Sead Kolasinac: "Man geht einkaufen und immer passt jemand auf"

Sie hatten danach Sicherheitsleute an Ihrer Seite?

Kolasinac: Ja, das war schon komisch. Man geht einkaufen und immer passt jemand auf. Aber das war mit dem Verein besprochen und eine reine Vorsichtsmaßnahme. Meine Frau war an meiner Seite und nicht, wie geschrieben, nach Deutschland geflogen. Aber Angst hatten meine Familie und ich nicht. Wir verstecken uns nicht, sondern leben weiter unser Leben.

Hatten Sie psychologische Hilfe?

Kolasinac: Nein, da brauchte ich niemanden. Mir war wichtig, dass meine Familie da war. Meine Frau, mein Papa, meine Hunde. Aber ich musste mit niemandem darüber reden, damit es mir besser geht. Ich mache mir da keine Sorgen mehr.

Hat dieser Vorfall Ihre Zukunftspläne beeinflusst?

Kolasinac: Nein, überhaupt nicht.
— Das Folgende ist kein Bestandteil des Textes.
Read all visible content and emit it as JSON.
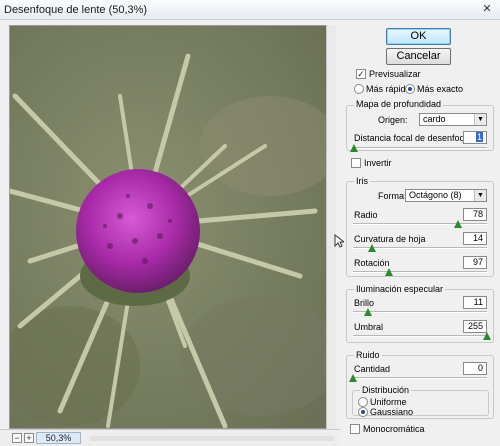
{
  "window": {
    "title": "Desenfoque de lente (50,3%)"
  },
  "buttons": {
    "ok": "OK",
    "cancel": "Cancelar"
  },
  "preview": {
    "label": "Previsualizar",
    "checked": true,
    "fast": "Más rápido",
    "exact": "Más exacto",
    "mode": "exact"
  },
  "zoom": {
    "minus": "−",
    "plus": "+",
    "value": "50,3%"
  },
  "depth_map": {
    "title": "Mapa de profundidad",
    "origin_label": "Origen:",
    "origin_value": "cardo",
    "focal_label": "Distancia focal de desenfoque",
    "focal_value": "1",
    "focal_level": 0.01,
    "invert_label": "Invertir",
    "invert_checked": false
  },
  "iris": {
    "title": "Iris",
    "shape_label": "Forma:",
    "shape_value": "Octágono (8)",
    "radius_label": "Radio",
    "radius_value": "78",
    "radius_level": 0.78,
    "curvature_label": "Curvatura de hoja",
    "curvature_value": "14",
    "curvature_level": 0.14,
    "rotation_label": "Rotación",
    "rotation_value": "97",
    "rotation_level": 0.27
  },
  "specular": {
    "title": "Iluminación especular",
    "brightness_label": "Brillo",
    "brightness_value": "11",
    "brightness_level": 0.11,
    "threshold_label": "Umbral",
    "threshold_value": "255",
    "threshold_level": 1.0
  },
  "noise": {
    "title": "Ruido",
    "amount_label": "Cantidad",
    "amount_value": "0",
    "amount_level": 0.0,
    "distribution_title": "Distribución",
    "uniform": "Uniforme",
    "gaussian": "Gaussiano",
    "distribution": "gaussian",
    "mono_label": "Monocromática",
    "mono_checked": false
  },
  "colors": {
    "accent": "#3367d6",
    "thumb": "#2c8a2c",
    "flower": "#b02fb0",
    "background": "#7e8766"
  }
}
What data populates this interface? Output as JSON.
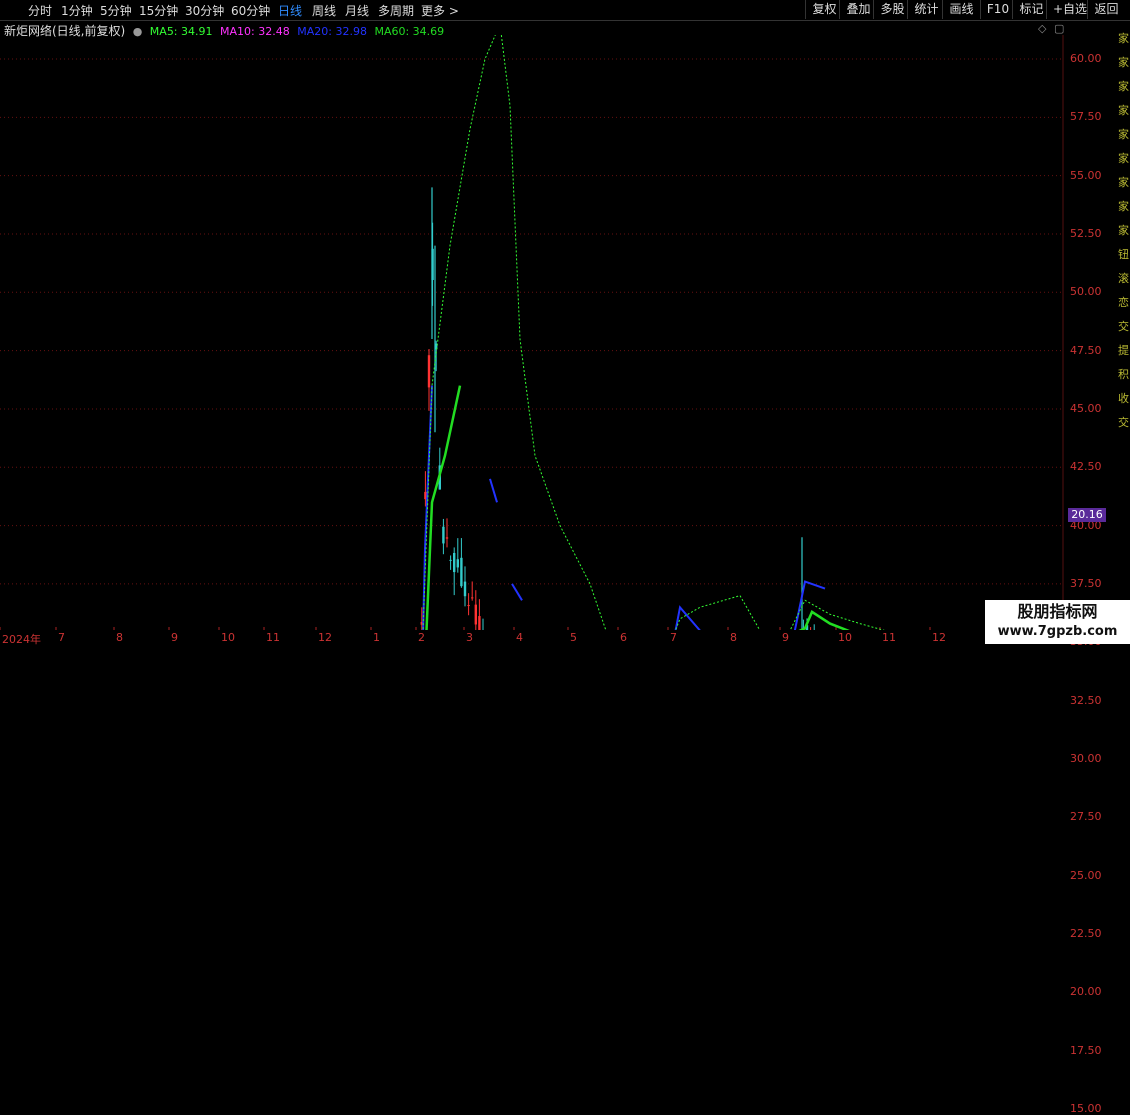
{
  "toolbar": {
    "periods": [
      "分时",
      "1分钟",
      "5分钟",
      "15分钟",
      "30分钟",
      "60分钟",
      "日线",
      "周线",
      "月线",
      "多周期",
      "更多 >"
    ],
    "active_period": "日线",
    "right_buttons": [
      "复权",
      "叠加",
      "多股",
      "统计",
      "画线",
      "F10",
      "标记",
      "+自选",
      "返回"
    ]
  },
  "legend": {
    "stock": "新炬网络(日线,前复权)",
    "ma5": "MA5: 34.91",
    "ma10": "MA10: 32.48",
    "ma20": "MA20: 32.98",
    "ma60": "MA60: 34.69"
  },
  "corner_icons": [
    "diamond-icon",
    "window-icon"
  ],
  "current_price": "20.16",
  "side_glyphs": [
    "家",
    "家",
    "家",
    "家",
    "家",
    "家",
    "家",
    "家",
    "家",
    "钮",
    "滚",
    "恋",
    "交",
    "提",
    "积",
    "收",
    "交"
  ],
  "watermark": {
    "line1": "股朋指标网",
    "line2": "www.7gpzb.com"
  },
  "colors": {
    "up": "#ff3333",
    "down": "#33cccc",
    "ma5": "#33ff33",
    "ma10": "#ff33ff",
    "ma20": "#2233ff",
    "ma60": "#22dd22",
    "price_line": "#ff33ff",
    "grid": "#661111"
  },
  "chart_data": {
    "type": "candlestick",
    "title": "新炬网络(日线,前复权)",
    "ylim": [
      14,
      62
    ],
    "y_ticks": [
      "60.00",
      "57.50",
      "55.00",
      "52.50",
      "50.00",
      "47.50",
      "45.00",
      "42.50",
      "40.00",
      "37.50",
      "35.00",
      "32.50",
      "30.00",
      "27.50",
      "25.00",
      "22.50",
      "20.00",
      "17.50",
      "15.00"
    ],
    "x_ticks": [
      "2024年",
      "7",
      "8",
      "9",
      "10",
      "11",
      "12",
      "1",
      "2",
      "3",
      "4",
      "5",
      "6",
      "7",
      "8",
      "9",
      "10",
      "11",
      "12"
    ],
    "price_line": 32.48,
    "series": [
      {
        "name": "MA5",
        "values": [
          34.91
        ]
      },
      {
        "name": "MA10",
        "values": [
          32.48
        ]
      },
      {
        "name": "MA20",
        "values": [
          32.98
        ]
      },
      {
        "name": "MA60",
        "values": [
          34.69
        ]
      }
    ]
  }
}
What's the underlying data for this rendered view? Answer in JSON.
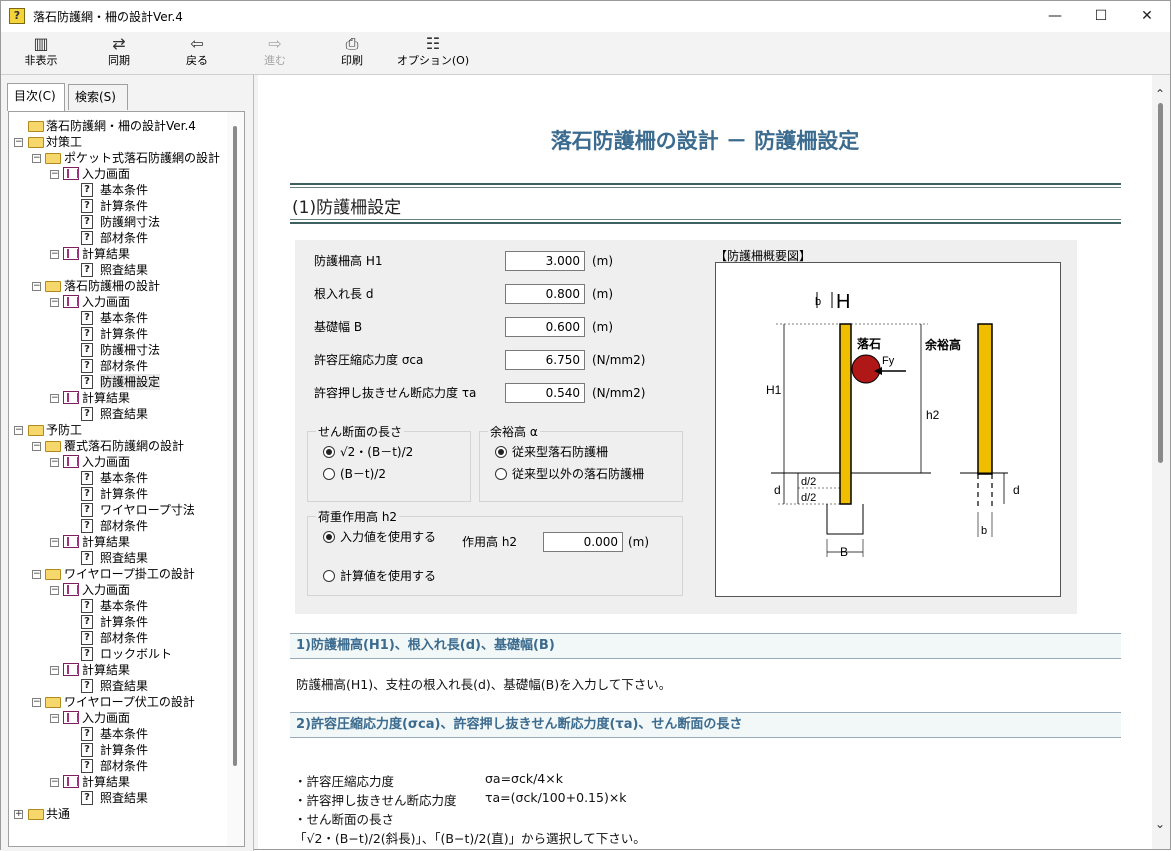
{
  "window": {
    "title": "落石防護網・柵の設計Ver.4",
    "controls": {
      "minimize": "—",
      "maximize": "☐",
      "close": "✕"
    }
  },
  "toolbar": {
    "items": [
      {
        "label": "非表示",
        "icon": "hide-icon",
        "glyph": "▥",
        "enabled": true
      },
      {
        "label": "同期",
        "icon": "sync-icon",
        "glyph": "⇄",
        "enabled": true
      },
      {
        "label": "戻る",
        "icon": "back-arrow-icon",
        "glyph": "⇦",
        "enabled": true
      },
      {
        "label": "進む",
        "icon": "forward-arrow-icon",
        "glyph": "⇨",
        "enabled": false
      },
      {
        "label": "印刷",
        "icon": "print-icon",
        "glyph": "⎙",
        "enabled": true
      },
      {
        "label": "オプション(O)",
        "icon": "options-icon",
        "glyph": "☷",
        "enabled": true
      }
    ]
  },
  "tabs": {
    "contents": "目次(C)",
    "search": "検索(S)"
  },
  "tree": [
    {
      "level": 0,
      "type": "folder",
      "label": "落石防護網・柵の設計Ver.4",
      "exp": ""
    },
    {
      "level": 0,
      "type": "folder",
      "label": "対策工",
      "exp": "−"
    },
    {
      "level": 1,
      "type": "folder",
      "label": "ポケット式落石防護網の設計",
      "exp": "−"
    },
    {
      "level": 2,
      "type": "book",
      "label": "入力画面",
      "exp": "−"
    },
    {
      "level": 3,
      "type": "page",
      "label": "基本条件",
      "exp": ""
    },
    {
      "level": 3,
      "type": "page",
      "label": "計算条件",
      "exp": ""
    },
    {
      "level": 3,
      "type": "page",
      "label": "防護網寸法",
      "exp": ""
    },
    {
      "level": 3,
      "type": "page",
      "label": "部材条件",
      "exp": ""
    },
    {
      "level": 2,
      "type": "book",
      "label": "計算結果",
      "exp": "−"
    },
    {
      "level": 3,
      "type": "page",
      "label": "照査結果",
      "exp": ""
    },
    {
      "level": 1,
      "type": "folder",
      "label": "落石防護柵の設計",
      "exp": "−"
    },
    {
      "level": 2,
      "type": "book",
      "label": "入力画面",
      "exp": "−"
    },
    {
      "level": 3,
      "type": "page",
      "label": "基本条件",
      "exp": ""
    },
    {
      "level": 3,
      "type": "page",
      "label": "計算条件",
      "exp": ""
    },
    {
      "level": 3,
      "type": "page",
      "label": "防護柵寸法",
      "exp": ""
    },
    {
      "level": 3,
      "type": "page",
      "label": "部材条件",
      "exp": ""
    },
    {
      "level": 3,
      "type": "page",
      "label": "防護柵設定",
      "exp": "",
      "selected": true
    },
    {
      "level": 2,
      "type": "book",
      "label": "計算結果",
      "exp": "−"
    },
    {
      "level": 3,
      "type": "page",
      "label": "照査結果",
      "exp": ""
    },
    {
      "level": 0,
      "type": "folder",
      "label": "予防工",
      "exp": "−"
    },
    {
      "level": 1,
      "type": "folder",
      "label": "覆式落石防護網の設計",
      "exp": "−"
    },
    {
      "level": 2,
      "type": "book",
      "label": "入力画面",
      "exp": "−"
    },
    {
      "level": 3,
      "type": "page",
      "label": "基本条件",
      "exp": ""
    },
    {
      "level": 3,
      "type": "page",
      "label": "計算条件",
      "exp": ""
    },
    {
      "level": 3,
      "type": "page",
      "label": "ワイヤロープ寸法",
      "exp": ""
    },
    {
      "level": 3,
      "type": "page",
      "label": "部材条件",
      "exp": ""
    },
    {
      "level": 2,
      "type": "book",
      "label": "計算結果",
      "exp": "−"
    },
    {
      "level": 3,
      "type": "page",
      "label": "照査結果",
      "exp": ""
    },
    {
      "level": 1,
      "type": "folder",
      "label": "ワイヤロープ掛工の設計",
      "exp": "−"
    },
    {
      "level": 2,
      "type": "book",
      "label": "入力画面",
      "exp": "−"
    },
    {
      "level": 3,
      "type": "page",
      "label": "基本条件",
      "exp": ""
    },
    {
      "level": 3,
      "type": "page",
      "label": "計算条件",
      "exp": ""
    },
    {
      "level": 3,
      "type": "page",
      "label": "部材条件",
      "exp": ""
    },
    {
      "level": 3,
      "type": "page",
      "label": "ロックボルト",
      "exp": ""
    },
    {
      "level": 2,
      "type": "book",
      "label": "計算結果",
      "exp": "−"
    },
    {
      "level": 3,
      "type": "page",
      "label": "照査結果",
      "exp": ""
    },
    {
      "level": 1,
      "type": "folder",
      "label": "ワイヤロープ伏工の設計",
      "exp": "−"
    },
    {
      "level": 2,
      "type": "book",
      "label": "入力画面",
      "exp": "−"
    },
    {
      "level": 3,
      "type": "page",
      "label": "基本条件",
      "exp": ""
    },
    {
      "level": 3,
      "type": "page",
      "label": "計算条件",
      "exp": ""
    },
    {
      "level": 3,
      "type": "page",
      "label": "部材条件",
      "exp": ""
    },
    {
      "level": 2,
      "type": "book",
      "label": "計算結果",
      "exp": "−"
    },
    {
      "level": 3,
      "type": "page",
      "label": "照査結果",
      "exp": ""
    },
    {
      "level": 0,
      "type": "folder",
      "label": "共通",
      "exp": "+"
    }
  ],
  "doc": {
    "title": "落石防護柵の設計 － 防護柵設定",
    "section": "(1)防護柵設定",
    "form": {
      "fields": [
        {
          "label": "防護柵高 H1",
          "value": "3.000",
          "unit": "(m)"
        },
        {
          "label": "根入れ長 d",
          "value": "0.800",
          "unit": "(m)"
        },
        {
          "label": "基礎幅 B",
          "value": "0.600",
          "unit": "(m)"
        },
        {
          "label": "許容圧縮応力度 σca",
          "value": "6.750",
          "unit": "(N/mm2)"
        },
        {
          "label": "許容押し抜きせん断応力度 τa",
          "value": "0.540",
          "unit": "(N/mm2)"
        }
      ],
      "shear_group": {
        "label": "せん断面の長さ",
        "options": [
          {
            "label": "√2・(B－t)/2",
            "checked": true
          },
          {
            "label": "(B－t)/2",
            "checked": false
          }
        ]
      },
      "margin_group": {
        "label": "余裕高 α",
        "options": [
          {
            "label": "従来型落石防護柵",
            "checked": true
          },
          {
            "label": "従来型以外の落石防護柵",
            "checked": false
          }
        ]
      },
      "load_group": {
        "label": "荷重作用高 h2",
        "options": [
          {
            "label": "入力値を使用する",
            "checked": true
          },
          {
            "label": "計算値を使用する",
            "checked": false
          }
        ],
        "h2_label": "作用高 h2",
        "h2_value": "0.000",
        "h2_unit": "(m)"
      }
    },
    "diagram": {
      "title": "【防護柵概要図】",
      "labels": {
        "rock": "落石",
        "force": "Fy",
        "margin": "余裕高",
        "H1": "H1",
        "h2": "h2",
        "d": "d",
        "d2": "d/2",
        "B": "B",
        "b": "b",
        "H": "H",
        "legend_b": "b"
      },
      "colors": {
        "post": "#f0be00",
        "rock": "#b01818"
      }
    },
    "sub1": {
      "head": "1)防護柵高(H1)、根入れ長(d)、基礎幅(B)",
      "text": "防護柵高(H1)、支柱の根入れ長(d)、基礎幅(B)を入力して下さい。"
    },
    "sub2": {
      "head": "2)許容圧縮応力度(σca)、許容押し抜きせん断応力度(τa)、せん断面の長さ",
      "lines": [
        {
          "item": "・許容圧縮応力度",
          "formula": "σa=σck/4×k"
        },
        {
          "item": "・許容押し抜きせん断応力度",
          "formula": "τa=(σck/100+0.15)×k"
        },
        {
          "item": "・せん断面の長さ",
          "formula": ""
        }
      ],
      "note": "「√2・(B−t)/2(斜長)」、「(B−t)/2(直)」から選択して下さい。"
    }
  }
}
Ich hatte zu keiner Zeit den Gedanken, deshalb aus London wegzugehen. Meine Familie und ich sind glücklich und froh. Wir freuen uns, dass alles wieder normal läuft.

Könnten Sie sich eine Rückkehr zu Schalke vorstellen?

Kolasinac: Ich möchte nicht über meine Zukunft spekulieren. Ich spiele aktuell bei Arsenal und über Wechselgerüchte mache ich mir keinerlei Gedanken. Die Saison ist noch lang und hart genug.

Herr Kolasinac, wie pushen Sie sich jeden Tag zu Höchstleistungen?

Kolasinac: Es ist schwierig, sich jeden Tag aufs Neue zu motivieren. Aber ich habe zum Beispiel eine Trainingsgruppe mit Mesut und Shkodran und dann treffen wir uns gemeinsam im Fitnessstudio und dann geht das. Shkodran ist schon eine Kante, der kann ganz schön Gewichte stemmen. Mesut kommt auch langsam mit den Gewichten nach. (lacht)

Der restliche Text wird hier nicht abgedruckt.